SOUTH RIVER–Telling a story of friendship, connection and hope, Gigi Darko’s new book “The Sisterhood of the Traveling Pan” showcases positive experiences during the coronavirus (COVID-19) crisis.
A South River resident for 15 years, Darko said she has been an educator for 20 years in New York City, and currently is an assistant principal at a school in Brooklyn, New York.
” ‘The Sisterhood of the Traveling Pan’ is about two South River families who have found a way to connect during COVID-19,” Darko said. “There are three little girls on the block, two of them are African, the other is Italian, and they miss playing and sharing during this pandemic. Through a special pan, they have found a new way to share, connect and foster togetherness.”
The book was published and released in August.
Darko said the book raises several questions that are in every child’s mind: What is a pandemic? Why are all the adults afraid to go outside? What is a protest and why does it mean we aren’t together?
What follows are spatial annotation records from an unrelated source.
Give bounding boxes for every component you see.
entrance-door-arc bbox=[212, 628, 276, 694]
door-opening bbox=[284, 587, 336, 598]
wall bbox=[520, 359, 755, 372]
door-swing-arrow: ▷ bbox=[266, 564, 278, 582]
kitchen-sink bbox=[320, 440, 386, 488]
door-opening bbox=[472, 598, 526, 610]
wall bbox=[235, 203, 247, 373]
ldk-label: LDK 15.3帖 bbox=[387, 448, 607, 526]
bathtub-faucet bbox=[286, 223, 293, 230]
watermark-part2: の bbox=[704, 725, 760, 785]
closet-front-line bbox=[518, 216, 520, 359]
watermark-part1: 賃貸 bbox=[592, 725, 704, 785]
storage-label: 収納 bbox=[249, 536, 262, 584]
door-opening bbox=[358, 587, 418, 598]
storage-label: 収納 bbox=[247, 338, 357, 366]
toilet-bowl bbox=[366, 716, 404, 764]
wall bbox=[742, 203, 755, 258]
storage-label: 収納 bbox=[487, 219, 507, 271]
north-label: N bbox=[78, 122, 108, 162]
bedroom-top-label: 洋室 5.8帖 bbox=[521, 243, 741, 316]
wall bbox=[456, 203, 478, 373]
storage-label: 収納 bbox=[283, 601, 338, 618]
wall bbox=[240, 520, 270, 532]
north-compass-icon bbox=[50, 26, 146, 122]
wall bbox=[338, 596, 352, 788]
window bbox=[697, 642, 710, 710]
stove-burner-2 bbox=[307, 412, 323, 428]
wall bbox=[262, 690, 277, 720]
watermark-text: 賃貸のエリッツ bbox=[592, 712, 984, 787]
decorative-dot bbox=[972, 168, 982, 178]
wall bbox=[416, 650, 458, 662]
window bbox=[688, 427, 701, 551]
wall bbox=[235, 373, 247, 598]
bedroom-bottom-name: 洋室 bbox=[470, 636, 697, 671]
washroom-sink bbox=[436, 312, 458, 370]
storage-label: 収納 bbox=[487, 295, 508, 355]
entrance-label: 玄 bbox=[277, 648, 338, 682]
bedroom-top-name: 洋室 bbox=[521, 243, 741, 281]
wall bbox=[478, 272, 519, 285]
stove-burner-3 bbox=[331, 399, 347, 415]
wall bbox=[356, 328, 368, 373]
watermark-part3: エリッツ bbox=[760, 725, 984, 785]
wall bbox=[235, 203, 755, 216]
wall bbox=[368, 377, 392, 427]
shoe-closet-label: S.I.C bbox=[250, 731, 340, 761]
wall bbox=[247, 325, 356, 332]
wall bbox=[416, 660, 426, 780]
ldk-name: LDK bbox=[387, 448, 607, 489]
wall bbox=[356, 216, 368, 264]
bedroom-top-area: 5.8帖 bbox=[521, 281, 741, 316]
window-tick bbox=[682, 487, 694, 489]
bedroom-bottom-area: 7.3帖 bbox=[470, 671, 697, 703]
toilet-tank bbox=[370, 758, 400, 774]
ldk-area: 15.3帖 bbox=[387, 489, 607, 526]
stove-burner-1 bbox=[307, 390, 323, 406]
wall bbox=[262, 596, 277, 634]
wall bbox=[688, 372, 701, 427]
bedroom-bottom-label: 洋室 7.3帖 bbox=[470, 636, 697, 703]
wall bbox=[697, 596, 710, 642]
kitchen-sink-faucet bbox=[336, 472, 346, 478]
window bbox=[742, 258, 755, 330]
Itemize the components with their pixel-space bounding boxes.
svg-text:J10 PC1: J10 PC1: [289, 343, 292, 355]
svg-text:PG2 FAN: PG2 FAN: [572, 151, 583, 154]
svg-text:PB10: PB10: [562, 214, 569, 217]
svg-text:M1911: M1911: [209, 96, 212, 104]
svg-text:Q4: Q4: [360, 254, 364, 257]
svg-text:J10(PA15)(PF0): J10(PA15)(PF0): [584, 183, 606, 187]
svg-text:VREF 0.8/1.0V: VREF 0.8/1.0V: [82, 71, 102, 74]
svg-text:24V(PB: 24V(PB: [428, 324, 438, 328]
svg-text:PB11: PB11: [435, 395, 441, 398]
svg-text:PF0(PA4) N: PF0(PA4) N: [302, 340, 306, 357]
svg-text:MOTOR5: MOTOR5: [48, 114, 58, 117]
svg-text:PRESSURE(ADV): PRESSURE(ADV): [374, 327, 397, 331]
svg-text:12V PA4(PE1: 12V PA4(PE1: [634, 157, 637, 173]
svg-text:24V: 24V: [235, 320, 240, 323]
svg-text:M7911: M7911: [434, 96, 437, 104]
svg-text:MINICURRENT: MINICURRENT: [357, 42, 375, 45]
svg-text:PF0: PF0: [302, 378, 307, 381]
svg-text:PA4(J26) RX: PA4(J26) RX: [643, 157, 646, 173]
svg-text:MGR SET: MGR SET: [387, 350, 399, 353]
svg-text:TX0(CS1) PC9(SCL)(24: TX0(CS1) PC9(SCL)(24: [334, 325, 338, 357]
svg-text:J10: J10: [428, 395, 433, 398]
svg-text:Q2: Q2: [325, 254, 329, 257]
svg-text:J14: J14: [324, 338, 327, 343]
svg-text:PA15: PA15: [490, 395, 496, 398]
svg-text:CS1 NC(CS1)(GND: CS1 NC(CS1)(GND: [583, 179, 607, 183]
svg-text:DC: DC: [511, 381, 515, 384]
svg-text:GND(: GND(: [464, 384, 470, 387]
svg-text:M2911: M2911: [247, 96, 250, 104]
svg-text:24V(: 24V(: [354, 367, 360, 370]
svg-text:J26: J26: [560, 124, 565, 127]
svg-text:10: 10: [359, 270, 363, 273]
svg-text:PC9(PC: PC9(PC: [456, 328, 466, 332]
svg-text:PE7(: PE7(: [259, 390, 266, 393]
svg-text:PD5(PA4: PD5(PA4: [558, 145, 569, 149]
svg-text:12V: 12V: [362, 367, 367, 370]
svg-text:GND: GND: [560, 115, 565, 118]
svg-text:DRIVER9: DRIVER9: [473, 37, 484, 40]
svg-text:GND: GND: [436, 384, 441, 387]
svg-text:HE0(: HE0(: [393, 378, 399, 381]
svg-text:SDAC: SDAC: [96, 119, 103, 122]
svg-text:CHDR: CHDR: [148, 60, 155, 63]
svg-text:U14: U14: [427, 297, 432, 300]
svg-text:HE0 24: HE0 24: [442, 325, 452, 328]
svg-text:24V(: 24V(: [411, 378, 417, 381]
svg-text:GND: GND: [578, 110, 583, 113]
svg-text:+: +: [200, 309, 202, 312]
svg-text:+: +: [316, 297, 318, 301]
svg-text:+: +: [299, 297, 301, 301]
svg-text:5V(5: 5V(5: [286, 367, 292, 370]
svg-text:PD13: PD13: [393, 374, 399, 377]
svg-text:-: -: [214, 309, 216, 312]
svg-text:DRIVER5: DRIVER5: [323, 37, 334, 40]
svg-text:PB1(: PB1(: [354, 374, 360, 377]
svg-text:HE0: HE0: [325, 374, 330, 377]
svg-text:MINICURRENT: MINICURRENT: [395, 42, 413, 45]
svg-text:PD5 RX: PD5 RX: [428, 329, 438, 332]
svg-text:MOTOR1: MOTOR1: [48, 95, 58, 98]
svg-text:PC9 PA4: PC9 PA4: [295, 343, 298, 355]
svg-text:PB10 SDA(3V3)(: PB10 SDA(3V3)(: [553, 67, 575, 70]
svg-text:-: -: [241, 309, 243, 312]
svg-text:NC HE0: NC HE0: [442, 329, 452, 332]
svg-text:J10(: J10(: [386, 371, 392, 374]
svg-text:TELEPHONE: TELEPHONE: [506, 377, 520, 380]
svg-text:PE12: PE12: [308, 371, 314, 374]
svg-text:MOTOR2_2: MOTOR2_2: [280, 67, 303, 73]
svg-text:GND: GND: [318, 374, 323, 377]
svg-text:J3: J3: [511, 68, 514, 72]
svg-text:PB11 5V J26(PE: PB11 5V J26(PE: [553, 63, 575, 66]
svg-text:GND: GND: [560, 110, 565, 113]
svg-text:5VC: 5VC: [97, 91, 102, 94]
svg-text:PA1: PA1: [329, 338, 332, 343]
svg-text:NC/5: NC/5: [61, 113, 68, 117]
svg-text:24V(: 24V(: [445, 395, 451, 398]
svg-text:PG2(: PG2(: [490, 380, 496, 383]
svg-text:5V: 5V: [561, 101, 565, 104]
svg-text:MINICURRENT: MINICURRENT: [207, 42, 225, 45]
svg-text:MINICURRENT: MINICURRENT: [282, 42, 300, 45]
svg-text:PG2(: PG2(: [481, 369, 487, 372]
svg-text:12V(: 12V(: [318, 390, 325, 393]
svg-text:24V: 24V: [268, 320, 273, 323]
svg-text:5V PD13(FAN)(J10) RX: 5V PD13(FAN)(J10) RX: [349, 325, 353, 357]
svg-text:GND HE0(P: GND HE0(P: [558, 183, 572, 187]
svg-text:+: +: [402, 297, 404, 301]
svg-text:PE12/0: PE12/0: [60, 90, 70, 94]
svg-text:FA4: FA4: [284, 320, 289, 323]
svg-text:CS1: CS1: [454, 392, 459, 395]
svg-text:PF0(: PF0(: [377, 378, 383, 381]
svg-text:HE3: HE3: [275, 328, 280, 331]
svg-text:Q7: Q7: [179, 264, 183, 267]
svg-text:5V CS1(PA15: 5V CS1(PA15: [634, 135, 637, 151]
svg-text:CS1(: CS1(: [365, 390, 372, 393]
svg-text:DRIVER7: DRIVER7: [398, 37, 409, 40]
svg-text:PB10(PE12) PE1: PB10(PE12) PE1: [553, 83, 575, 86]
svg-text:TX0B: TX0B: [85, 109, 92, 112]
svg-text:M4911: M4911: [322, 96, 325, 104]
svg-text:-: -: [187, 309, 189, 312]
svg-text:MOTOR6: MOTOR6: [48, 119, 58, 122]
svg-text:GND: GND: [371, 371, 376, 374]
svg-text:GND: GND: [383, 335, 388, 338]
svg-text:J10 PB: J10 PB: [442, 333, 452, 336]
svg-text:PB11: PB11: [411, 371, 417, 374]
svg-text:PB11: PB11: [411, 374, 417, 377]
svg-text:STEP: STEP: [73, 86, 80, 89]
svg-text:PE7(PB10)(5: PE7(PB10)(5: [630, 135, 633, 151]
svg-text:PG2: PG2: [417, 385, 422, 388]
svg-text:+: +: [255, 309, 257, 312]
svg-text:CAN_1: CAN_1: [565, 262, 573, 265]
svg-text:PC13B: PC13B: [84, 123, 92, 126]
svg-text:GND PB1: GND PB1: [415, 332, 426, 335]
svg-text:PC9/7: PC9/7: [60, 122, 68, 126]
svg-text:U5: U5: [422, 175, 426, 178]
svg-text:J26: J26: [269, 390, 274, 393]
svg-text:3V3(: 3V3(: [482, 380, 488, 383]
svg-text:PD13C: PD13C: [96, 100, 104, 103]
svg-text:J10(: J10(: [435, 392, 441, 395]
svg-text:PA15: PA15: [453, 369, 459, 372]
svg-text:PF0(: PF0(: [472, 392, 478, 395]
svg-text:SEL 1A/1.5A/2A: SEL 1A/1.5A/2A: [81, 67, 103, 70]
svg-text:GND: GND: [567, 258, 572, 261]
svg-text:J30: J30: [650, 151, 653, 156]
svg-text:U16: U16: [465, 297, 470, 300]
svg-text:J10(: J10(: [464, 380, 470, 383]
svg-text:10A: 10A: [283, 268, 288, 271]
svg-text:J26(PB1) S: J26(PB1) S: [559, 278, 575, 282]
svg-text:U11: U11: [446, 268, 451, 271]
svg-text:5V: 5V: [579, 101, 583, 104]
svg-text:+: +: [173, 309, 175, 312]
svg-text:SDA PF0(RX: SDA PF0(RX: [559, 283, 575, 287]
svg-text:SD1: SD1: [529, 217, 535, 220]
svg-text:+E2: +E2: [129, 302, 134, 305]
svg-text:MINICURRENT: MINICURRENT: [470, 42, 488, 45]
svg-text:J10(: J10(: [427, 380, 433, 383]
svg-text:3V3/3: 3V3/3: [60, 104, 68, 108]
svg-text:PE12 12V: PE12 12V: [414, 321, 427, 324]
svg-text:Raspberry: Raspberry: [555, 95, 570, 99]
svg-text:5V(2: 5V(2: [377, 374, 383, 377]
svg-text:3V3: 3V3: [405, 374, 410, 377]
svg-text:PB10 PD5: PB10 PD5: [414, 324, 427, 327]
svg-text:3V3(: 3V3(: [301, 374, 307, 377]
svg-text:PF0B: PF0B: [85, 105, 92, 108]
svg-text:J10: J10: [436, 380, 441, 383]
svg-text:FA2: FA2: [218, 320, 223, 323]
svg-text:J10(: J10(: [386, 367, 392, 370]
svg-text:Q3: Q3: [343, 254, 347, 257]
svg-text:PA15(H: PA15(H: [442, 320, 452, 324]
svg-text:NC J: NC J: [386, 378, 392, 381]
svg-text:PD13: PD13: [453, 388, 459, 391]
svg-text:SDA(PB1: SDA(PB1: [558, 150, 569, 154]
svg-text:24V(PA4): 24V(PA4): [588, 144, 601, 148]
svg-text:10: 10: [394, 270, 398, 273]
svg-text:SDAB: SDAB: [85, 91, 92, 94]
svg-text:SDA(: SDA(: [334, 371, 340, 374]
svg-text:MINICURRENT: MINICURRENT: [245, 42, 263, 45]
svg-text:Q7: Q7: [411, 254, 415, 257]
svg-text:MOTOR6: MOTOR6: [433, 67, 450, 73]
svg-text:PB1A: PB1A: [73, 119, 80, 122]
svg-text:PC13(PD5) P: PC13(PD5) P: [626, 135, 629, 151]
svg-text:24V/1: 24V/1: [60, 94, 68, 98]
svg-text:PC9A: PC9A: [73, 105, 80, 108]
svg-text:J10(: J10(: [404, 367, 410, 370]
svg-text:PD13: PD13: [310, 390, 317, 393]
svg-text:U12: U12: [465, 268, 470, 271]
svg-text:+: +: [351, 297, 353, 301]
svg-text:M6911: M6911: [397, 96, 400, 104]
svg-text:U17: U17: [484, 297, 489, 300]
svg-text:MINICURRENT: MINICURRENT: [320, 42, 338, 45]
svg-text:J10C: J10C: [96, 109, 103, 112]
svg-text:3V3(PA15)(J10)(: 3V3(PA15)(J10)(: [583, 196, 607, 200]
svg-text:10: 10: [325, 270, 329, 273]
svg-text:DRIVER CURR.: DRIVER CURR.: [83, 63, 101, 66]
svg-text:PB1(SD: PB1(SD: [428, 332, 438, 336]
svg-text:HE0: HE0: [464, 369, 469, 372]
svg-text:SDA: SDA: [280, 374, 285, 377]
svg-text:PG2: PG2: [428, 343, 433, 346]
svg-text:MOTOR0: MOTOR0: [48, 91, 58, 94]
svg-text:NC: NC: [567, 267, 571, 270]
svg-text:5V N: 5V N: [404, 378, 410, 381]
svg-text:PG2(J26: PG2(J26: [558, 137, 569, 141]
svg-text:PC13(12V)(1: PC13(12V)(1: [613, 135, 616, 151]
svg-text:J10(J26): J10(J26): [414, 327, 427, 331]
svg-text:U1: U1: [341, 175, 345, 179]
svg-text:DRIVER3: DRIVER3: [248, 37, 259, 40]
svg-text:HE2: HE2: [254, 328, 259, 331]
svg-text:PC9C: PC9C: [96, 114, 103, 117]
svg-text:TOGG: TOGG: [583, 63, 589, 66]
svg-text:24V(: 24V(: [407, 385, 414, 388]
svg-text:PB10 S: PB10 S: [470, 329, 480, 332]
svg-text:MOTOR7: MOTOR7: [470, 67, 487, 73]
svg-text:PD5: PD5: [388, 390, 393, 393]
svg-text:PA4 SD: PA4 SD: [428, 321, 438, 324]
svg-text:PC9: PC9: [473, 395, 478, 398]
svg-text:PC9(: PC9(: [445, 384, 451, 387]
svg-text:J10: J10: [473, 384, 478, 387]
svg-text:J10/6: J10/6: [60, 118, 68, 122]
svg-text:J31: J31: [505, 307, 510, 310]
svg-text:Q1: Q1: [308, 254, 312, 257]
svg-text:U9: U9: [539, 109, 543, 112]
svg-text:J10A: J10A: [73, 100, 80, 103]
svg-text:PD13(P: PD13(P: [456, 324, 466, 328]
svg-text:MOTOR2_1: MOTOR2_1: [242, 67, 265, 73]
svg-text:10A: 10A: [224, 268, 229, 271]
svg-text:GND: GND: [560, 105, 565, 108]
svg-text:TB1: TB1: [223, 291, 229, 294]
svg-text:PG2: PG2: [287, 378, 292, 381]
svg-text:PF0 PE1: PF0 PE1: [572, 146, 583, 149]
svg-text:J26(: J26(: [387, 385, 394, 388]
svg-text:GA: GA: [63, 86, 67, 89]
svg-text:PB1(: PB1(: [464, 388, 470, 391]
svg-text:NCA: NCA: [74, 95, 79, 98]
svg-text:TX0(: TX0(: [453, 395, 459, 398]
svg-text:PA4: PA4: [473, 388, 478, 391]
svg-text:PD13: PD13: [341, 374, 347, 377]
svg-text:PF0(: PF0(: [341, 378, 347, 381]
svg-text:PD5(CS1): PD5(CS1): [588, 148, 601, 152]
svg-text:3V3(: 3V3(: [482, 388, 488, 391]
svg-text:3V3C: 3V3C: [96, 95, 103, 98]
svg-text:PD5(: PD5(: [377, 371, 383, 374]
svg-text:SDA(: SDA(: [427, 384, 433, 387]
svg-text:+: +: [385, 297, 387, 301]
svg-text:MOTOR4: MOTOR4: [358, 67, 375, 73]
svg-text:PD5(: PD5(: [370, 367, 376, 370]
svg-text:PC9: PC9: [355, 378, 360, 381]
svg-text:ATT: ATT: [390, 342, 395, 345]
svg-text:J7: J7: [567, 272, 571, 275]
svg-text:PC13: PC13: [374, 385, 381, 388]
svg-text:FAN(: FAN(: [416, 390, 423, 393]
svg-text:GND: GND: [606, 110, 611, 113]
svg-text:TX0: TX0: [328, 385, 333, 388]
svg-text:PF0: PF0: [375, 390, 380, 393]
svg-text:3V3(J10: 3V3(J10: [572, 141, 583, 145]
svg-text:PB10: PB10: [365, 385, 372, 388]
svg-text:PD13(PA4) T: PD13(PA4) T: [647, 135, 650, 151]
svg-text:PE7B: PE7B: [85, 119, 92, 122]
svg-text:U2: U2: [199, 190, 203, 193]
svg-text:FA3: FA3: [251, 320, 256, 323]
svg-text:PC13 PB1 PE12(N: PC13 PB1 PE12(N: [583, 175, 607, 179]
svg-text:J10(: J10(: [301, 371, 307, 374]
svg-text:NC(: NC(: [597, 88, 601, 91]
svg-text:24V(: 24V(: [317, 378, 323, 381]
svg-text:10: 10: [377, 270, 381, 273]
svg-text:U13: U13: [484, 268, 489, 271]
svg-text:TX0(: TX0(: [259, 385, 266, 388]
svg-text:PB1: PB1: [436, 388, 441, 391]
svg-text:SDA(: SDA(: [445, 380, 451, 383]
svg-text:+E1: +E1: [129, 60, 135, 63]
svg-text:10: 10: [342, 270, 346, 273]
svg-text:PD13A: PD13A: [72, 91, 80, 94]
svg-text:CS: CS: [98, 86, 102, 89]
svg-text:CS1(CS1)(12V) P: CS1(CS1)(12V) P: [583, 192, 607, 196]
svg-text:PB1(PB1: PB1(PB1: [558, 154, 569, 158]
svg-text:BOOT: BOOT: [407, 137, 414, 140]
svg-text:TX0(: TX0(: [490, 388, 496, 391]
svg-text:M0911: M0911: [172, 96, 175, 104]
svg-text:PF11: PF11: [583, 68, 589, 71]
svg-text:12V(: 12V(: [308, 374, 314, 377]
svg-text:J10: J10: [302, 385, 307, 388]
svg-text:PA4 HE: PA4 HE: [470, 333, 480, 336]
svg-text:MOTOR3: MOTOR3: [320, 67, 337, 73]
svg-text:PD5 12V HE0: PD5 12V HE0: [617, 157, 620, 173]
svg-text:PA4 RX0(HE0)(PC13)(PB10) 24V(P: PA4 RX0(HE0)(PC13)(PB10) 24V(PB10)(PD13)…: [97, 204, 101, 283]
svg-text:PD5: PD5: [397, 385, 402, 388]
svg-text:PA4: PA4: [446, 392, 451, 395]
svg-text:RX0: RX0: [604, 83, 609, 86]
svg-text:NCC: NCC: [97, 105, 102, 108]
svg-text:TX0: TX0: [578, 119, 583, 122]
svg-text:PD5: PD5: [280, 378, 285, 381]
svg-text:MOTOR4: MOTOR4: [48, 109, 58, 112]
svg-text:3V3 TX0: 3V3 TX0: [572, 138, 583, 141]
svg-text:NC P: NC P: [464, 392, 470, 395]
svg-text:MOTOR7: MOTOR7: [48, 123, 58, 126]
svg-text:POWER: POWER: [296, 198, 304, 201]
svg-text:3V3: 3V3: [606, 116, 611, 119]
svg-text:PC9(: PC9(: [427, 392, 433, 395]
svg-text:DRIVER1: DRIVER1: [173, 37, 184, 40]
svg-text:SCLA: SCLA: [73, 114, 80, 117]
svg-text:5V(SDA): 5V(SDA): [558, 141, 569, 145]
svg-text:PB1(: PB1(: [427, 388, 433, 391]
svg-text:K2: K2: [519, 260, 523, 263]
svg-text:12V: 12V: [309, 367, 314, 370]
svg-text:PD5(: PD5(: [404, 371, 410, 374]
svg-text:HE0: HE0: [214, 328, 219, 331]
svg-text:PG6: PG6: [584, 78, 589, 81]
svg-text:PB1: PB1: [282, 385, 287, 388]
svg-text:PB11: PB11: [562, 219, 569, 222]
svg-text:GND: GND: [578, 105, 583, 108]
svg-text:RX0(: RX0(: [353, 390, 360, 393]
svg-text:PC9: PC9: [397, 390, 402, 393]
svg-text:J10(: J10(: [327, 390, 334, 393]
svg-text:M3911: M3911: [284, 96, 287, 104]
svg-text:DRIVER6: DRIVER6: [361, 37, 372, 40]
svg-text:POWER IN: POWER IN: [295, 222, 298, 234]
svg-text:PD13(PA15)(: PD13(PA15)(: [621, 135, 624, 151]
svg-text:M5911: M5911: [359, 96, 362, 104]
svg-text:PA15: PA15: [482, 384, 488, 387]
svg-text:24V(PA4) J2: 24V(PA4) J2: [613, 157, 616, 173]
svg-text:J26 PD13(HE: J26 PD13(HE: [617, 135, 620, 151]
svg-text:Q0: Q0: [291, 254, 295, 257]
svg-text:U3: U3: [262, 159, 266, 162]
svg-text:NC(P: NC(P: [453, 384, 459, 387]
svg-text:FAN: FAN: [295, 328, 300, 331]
“The book shares the sentiment that we have more in common than not. In child-friendly language, parents can begin to have a conversation about what is going on in our world with this book,” Darko said. “It is also a great book to read in schools at the beginning of the year so that children can have a conversation about their summer in a culturally responsive way.”
Darko said she wrote the book because as a mother of two young girls, it broke her heart to tell them that they couldn’t go outside but she knew there were other creative things they could do to chase the blues away.
“This pandemic has affected us all and I wanted to share how these three little girls found a way to share and bring unity in the neighborhood despite COVID-19, and also because of the protesting that has been going on,” Darko said.
Darko said she got the idea to write her book in April after her daughter Gianna asked her and her husband to bake an extra pan of cornbread for their neighbors. She said she wrote the book in a day. The process of getting it published took three months.
“In our little part of the world, children do not see color. They see friendship, they see laughter, they see good food, and that is what they focus on,” Darko said. “I wrote the book because I wanted to remind our girls that there is always hope when we decide to be kind to each other. I wanted to give parents a way to start a dialogue with their little ones about what is going on in their world.”
Darko said Ujaala Shahid is the illustrator, who is an up-and-coming illustrator who lives overseas.
“I had to do lots of research and gather a team of consultants to support the publication of this book,” Darko said. “Once we had the most current information, we created a publishing company called Notes Publishers to help other authors who need guidance publishing their book.”
Darko said the book can be purchased by visiting her publishing company’s website, Amazon or Kindle. Barnes and Nobles is in the process of stocking it as well but had not been finalized as of press time, she said.